While the New York Yacht Club has a large pool of talented team racers from which to draw, the geographic diversity of the membership makes it challenging to gather a dozen sailors in one place at one time. The weekend of practice was something of a rarity for the New York Yacht Club team. While it’s no guarantee of success, it certainly won’t hurt.

“It takes a little while to figure out personalities, and we have had a lot of turnover in the past few years,” says Levesque. “I don’t think we’ve entered the same Morgan Cup team once in the past five or six years, maybe even longer. It all comes back to just getting time together and time on the water. We had these chalk talks last weekend, a lot of it was getting on the same page with the fundamentals.”

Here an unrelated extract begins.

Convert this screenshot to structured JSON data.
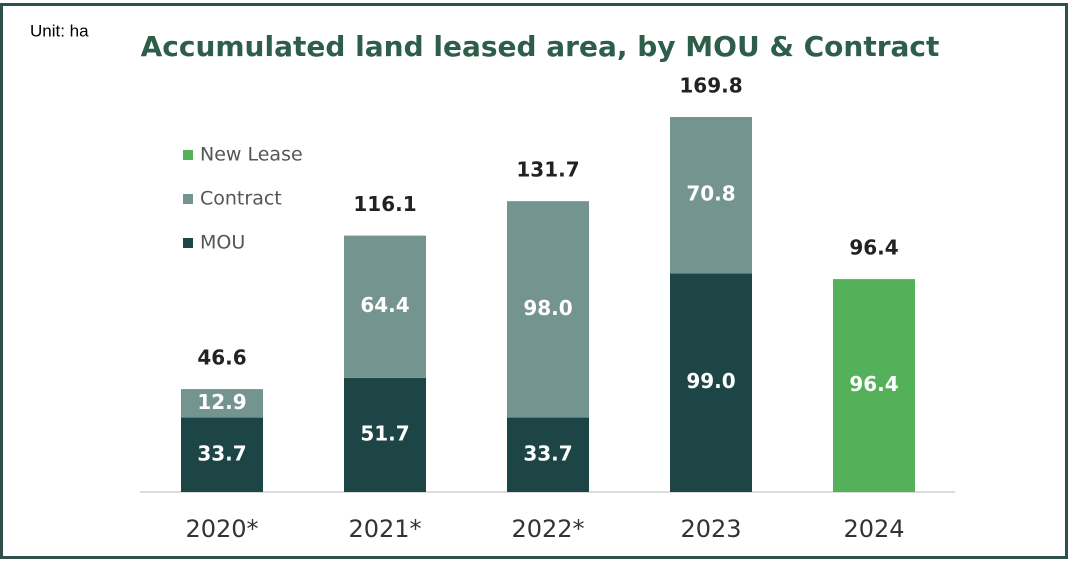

The practice aside, the list of favorites for the Morgan Cup in 2023 still starts with Eastern and Corinthian, who have taken the top two spots each of the past two years. Levesque’s New York Yacht Club teams finished third in 2021 and fourth in 2022. San Diego Yacht Club and St. Francis Yacht Club should also be included as they combined to win four straight Morgan Cup regattas from 2015 and 2019.

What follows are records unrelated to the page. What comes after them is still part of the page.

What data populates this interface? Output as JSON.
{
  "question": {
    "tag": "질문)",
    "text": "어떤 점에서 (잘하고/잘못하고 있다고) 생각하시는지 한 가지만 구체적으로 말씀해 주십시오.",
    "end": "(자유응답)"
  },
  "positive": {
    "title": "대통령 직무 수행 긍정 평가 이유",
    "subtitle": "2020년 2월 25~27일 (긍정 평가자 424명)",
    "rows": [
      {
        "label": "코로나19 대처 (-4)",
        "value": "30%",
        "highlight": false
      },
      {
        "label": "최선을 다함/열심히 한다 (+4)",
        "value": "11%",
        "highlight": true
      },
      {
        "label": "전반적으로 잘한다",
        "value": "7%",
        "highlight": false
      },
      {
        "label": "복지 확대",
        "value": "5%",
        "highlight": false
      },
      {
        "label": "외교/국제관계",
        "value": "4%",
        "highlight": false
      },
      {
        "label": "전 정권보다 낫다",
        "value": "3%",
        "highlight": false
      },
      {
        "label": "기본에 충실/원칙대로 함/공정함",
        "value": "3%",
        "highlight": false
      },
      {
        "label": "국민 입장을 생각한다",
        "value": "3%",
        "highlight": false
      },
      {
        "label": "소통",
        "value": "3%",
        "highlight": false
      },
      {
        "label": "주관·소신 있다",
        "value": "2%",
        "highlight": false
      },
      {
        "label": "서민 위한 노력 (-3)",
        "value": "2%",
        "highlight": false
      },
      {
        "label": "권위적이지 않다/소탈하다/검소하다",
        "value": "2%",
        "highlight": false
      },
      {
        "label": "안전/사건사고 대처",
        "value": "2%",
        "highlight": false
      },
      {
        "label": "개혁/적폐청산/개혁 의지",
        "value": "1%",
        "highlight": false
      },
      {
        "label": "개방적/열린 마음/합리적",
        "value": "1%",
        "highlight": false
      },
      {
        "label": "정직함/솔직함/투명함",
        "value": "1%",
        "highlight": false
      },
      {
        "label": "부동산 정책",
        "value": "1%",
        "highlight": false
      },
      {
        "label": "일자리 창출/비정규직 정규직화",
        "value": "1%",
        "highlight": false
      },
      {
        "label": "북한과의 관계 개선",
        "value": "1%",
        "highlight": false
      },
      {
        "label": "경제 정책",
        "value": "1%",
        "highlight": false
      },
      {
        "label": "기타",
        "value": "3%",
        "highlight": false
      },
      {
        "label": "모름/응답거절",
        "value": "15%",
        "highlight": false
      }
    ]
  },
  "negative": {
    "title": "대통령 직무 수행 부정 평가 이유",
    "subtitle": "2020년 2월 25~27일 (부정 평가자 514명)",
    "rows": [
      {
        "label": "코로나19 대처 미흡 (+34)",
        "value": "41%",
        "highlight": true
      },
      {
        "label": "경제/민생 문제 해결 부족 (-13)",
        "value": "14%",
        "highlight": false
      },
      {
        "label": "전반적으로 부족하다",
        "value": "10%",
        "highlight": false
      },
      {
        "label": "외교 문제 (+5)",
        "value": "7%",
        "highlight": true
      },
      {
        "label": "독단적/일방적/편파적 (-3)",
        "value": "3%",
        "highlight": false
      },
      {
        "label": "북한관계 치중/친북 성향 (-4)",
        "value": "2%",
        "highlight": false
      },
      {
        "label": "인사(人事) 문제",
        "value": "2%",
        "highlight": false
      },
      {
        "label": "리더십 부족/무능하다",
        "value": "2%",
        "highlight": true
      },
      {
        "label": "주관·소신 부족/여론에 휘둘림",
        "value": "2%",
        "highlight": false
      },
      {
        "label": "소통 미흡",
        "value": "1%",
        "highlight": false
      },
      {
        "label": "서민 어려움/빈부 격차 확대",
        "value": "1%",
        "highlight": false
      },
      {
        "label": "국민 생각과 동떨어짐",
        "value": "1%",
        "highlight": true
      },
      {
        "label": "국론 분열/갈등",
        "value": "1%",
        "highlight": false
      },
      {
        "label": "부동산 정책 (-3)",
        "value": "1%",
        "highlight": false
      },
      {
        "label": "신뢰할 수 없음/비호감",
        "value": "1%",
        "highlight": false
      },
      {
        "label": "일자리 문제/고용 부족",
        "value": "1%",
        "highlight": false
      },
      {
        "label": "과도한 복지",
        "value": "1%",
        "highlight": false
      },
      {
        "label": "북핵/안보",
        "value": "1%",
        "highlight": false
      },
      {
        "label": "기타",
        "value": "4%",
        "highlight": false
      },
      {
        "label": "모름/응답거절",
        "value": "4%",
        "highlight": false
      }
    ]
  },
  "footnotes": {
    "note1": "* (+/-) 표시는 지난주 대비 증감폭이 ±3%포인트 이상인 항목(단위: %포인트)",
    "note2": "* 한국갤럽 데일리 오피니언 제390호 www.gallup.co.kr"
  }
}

For the Hinman Trophy, it’s a different story; New York Yacht Club won in 2022 for the first time since 2014 and will be looking to become the first repeat champion since Noroton Yacht Club in 2016. In the Grandmasters Team Race, Texas Corinthian Yacht Club from Kemah, Texas, is the two-time defending champion.

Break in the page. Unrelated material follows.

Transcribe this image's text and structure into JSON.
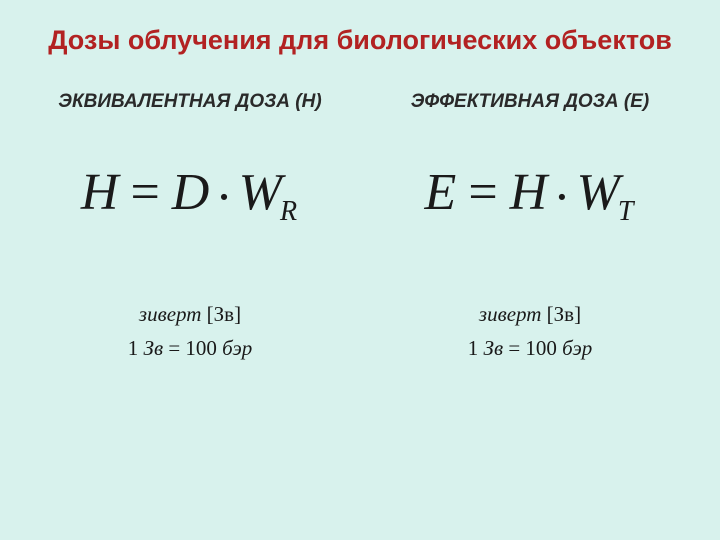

When Texas Corinthian won for the first time two years ago, team captain Clark Thompson was asked how the tiny club, with just 160 members, had made its way to the top of the podium. “We have a big team and we’re able to practice a lot with the weather in Texas,” said Thompson. “That helps a lot.”

Competing Teams:

New York Yacht Club Invitational Team Race Regatta for the Morgan Cup, August 4 to 6:
Bristol Yacht Club (Bristol, RI); Corinthian Yacht Club (Marblehead, MA); Eastern Yacht Club (Marblehead, MA); Larchmont Yacht Club (Larchmont, NY); New York Yacht Club (Newport, RI); Newport Harbor Yacht Club (Newport Beach, CA); San Diego Yacht Club (San Diego, CA); Seawanhaka Yacht Club (Oyster Bay, NY); and St. Francis Yacht Club (San Francisco, CA).
• Details: https://nyyc.org/2023-morgan-cup

New York Yacht Club Invitational Team Race Regatta for the Commodore George R. Hinman Masters Trophy, August 11 to 13:
Eastport Yacht Club (Eastport, MD); Larchmont Yacht Club (Larchmont, NY); New York Yacht Club (Newport, RI); Noroton Yacht Club (Darien, CT); Seawanhaka Yacht Club (Oyster Bay, NY); Southern Yacht Club (New Orleans, LA); and St. Petersburg Yacht Club (St. Petersburg, FL).
• Details: https://nyyc.org/2023-hinman-masters

New York Yacht Club Grandmasters Team Race Regatta, August 18 to 20:
Annapolis Yacht Club (Annapolis, MD); Gamla Stans Yacht Squadron (Stockholm, Sweden); Larchmont Yacht Club (Larchmont, NY); New York Yacht Club (Newport, RI); Newport Harbor Yacht Club (Newport Beach, CA); Southern Yacht Club (New Orleans, LA); St. Francis Yacht Club (San Francisco, CA), Storm Trysail Club (Larchmont, NY) and Texas Corinthian Yacht Club (Kemah, TX).